By Alec Pruchnicki
There are numerous accounts of COVID infecting and killing more people of color (African-Americans and Hispanics) than whites in New York and other cities. This has come from health statistics, government agencies, and investigative reports on TV and in newspapers. There is one more strong source of evidence that I have noticed: the subways.
I usually get on the 2 or 3 Seventh Avenue express at 14th Street and take it up to my office near 110 Street and Lenox Avenue during the morning rush hour. At night, I make the reverse trip. Before this pandemic started, most of the riders from 96th Street to 14th were a mix of all different races. Although I wasn’t keeping a close count, retroactively I would estimate that there might have been a roughly 50-50 ratio of white to black with a smaller percentage of Asians. At 96th many school kids and elderly of all races would get on. At 42nd Street, what looked like office workers, of all races, got on.
After the quarantine was started, and the city went into widespread lockdown, all that changed. The total number of riders decreased dramatically during both rush hours. Sometimes I would get on a train with just a few other riders and there was almost always enough space to keep distance between us, if not exactly six feet. But the overwhelming majority of riders were black and Hispanic, with almost all white and Asian riders gone. This has been consistent throughout the quarantine.
The most logical explanation for this is that many of these riders where there because they had to be. Many of the essential jobs that require staff to come in are low paying positions that can’t be done remotely. Along with the doctors, nurses, and hospital staff members (which also are heavily minority), there are delivery people, food service workers, home health aides, and many others who are essential for the working of the city. They are often paid poorly and can’t afford to miss work, or risk being fired for not coming in. I can only imagine that they ride the subways because they have to.
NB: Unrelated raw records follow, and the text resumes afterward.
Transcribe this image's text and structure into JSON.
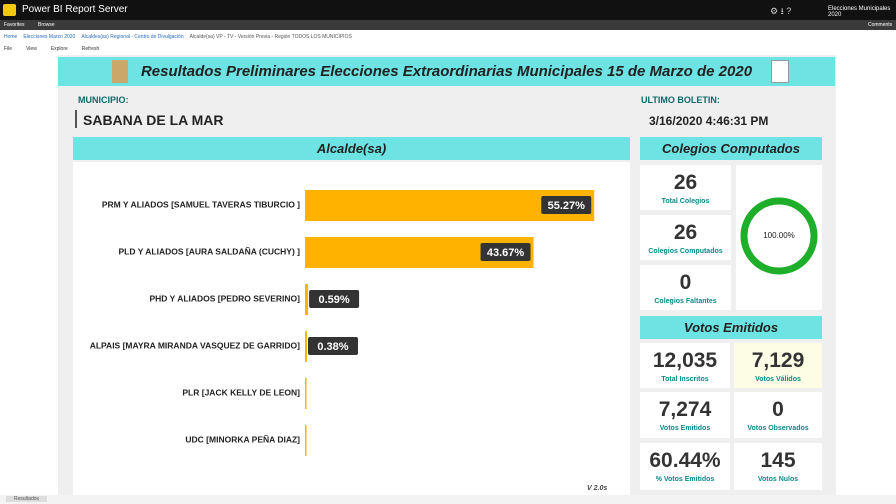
{
  "app": {
    "title": "Power BI Report Server",
    "user": "Elecciones Municipales 2020",
    "nav": [
      "Favorites",
      "Browse"
    ],
    "comments": "Comments",
    "breadcrumb": [
      "Home",
      "Elecciones Marzo 2020",
      "Alcaldes(as) Regional - Centro de Divulgación",
      "Alcalde(sa) VP - TV - Versión Previa - Región TODOS LOS MUNICIPIOS"
    ],
    "toolbar": [
      "File",
      "View",
      "Explore",
      "Refresh"
    ],
    "tab": "Resultados"
  },
  "report": {
    "title": "Resultados Preliminares Elecciones Extraordinarias Municipales 15 de Marzo de 2020",
    "municipio_label": "MUNICIPIO:",
    "municipio": "SABANA DE LA MAR",
    "boletin_label": "ULTIMO BOLETIN:",
    "boletin": "3/16/2020 4:46:31 PM",
    "version": "V 2.0s",
    "colegios_header": "Colegios Computados",
    "colegios": [
      {
        "value": "26",
        "label": "Total Colegios"
      },
      {
        "value": "26",
        "label": "Colegios Computados"
      },
      {
        "value": "0",
        "label": "Colegios Faltantes"
      }
    ],
    "gauge": {
      "value": 100,
      "label": "100.00%",
      "range": [
        0,
        100
      ]
    },
    "votos_header": "Votos Emitidos",
    "votos": [
      {
        "value": "12,035",
        "label": "Total Inscritos"
      },
      {
        "value": "7,129",
        "label": "Votos Válidos"
      },
      {
        "value": "7,274",
        "label": "Votos Emitidos"
      },
      {
        "value": "0",
        "label": "Votos Observados"
      },
      {
        "value": "60.44%",
        "label": "% Votos Emitidos"
      },
      {
        "value": "145",
        "label": "Votos Nulos"
      }
    ]
  },
  "chart_data": {
    "type": "bar",
    "orientation": "horizontal",
    "title": "Alcalde(sa)",
    "categories": [
      "PRM Y ALIADOS [SAMUEL TAVERAS TIBURCIO ]",
      "PLD Y ALIADOS [AURA SALDAÑA (CUCHY) ]",
      "PHD Y ALIADOS [PEDRO SEVERINO]",
      "ALPAIS [MAYRA MIRANDA VASQUEZ DE GARRIDO]",
      "PLR [JACK KELLY DE LEON]",
      "UDC [MINORKA PEÑA DIAZ]"
    ],
    "values": [
      55.27,
      43.67,
      0.59,
      0.38,
      0.05,
      0.04
    ],
    "value_labels": [
      "55.27%",
      "43.67%",
      "0.59%",
      "0.38%",
      null,
      null
    ],
    "color": "#ffb300",
    "xlim": [
      0,
      60
    ]
  }
}
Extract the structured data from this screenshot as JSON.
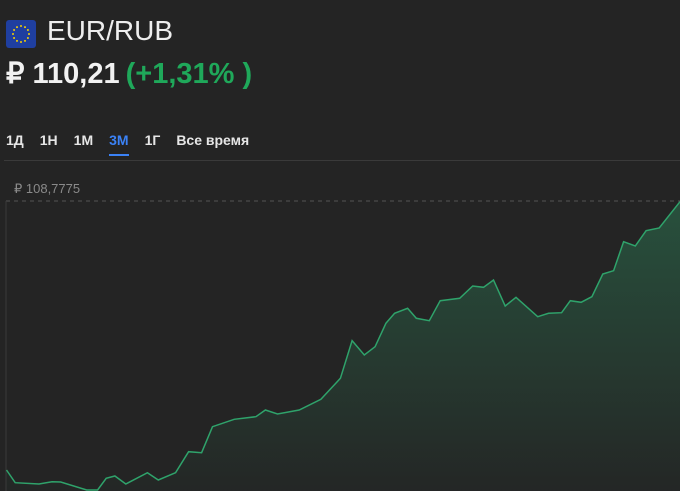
{
  "header": {
    "pair": "EUR/RUB",
    "flag_icon": "eu-flag-icon",
    "price": "₽ 110,21",
    "change": "(+1,31% )"
  },
  "tabs": [
    {
      "label": "1Д"
    },
    {
      "label": "1Н"
    },
    {
      "label": "1М"
    },
    {
      "label": "3М",
      "active": true
    },
    {
      "label": "1Г"
    },
    {
      "label": "Все время"
    }
  ],
  "chart": {
    "max_label": "₽ 108,7775",
    "line_color": "#2fa36b",
    "accent": "#3b82f6",
    "positive": "#1fa85a"
  }
}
Not only does this put them at continued risk of contracting COVID on the subways, like the over 50 MTA workers who have died from it, and on their jobs where protective equipment might be in short supply, but they then go back to their communities where their potential infections can be spread even further.
There are many reasons why poorer people who constitute a disproportionate number of minority individuals can suffer from COVID. Poverty itself, poor housing, poor nutrition, higher rates of other diseases, inadequate health care service, and other reasons can all contribute to this. Going to work in the middle of a pandemic only adds to this.
Then, of course, there is the question of race. Poorer treatment of minority populations by the healthcare system itself has been documented over the years. How much of these poor outcomes (as we in medicine euphemistically refer to death and disease), are racial and how much economic? Healthcare statistics on income are sometimes harder to get than those broken down by race. I hope when this epidemic is studied, social scientists will look at morbidity and mortality broken down by income. What is the difference between disease rates of poor vs middle class vs upper class people within the same racial group?
Meanwhile, for those of you who ride the subways or buses, let me know if you agree with these qualitative observations. I could be wrong in my perceptions, or explanations for them. I also hope that when this crisis has mostly past someone will study these questions so that we might be a little more ready for the next epidemic that will surely come down the road in the future.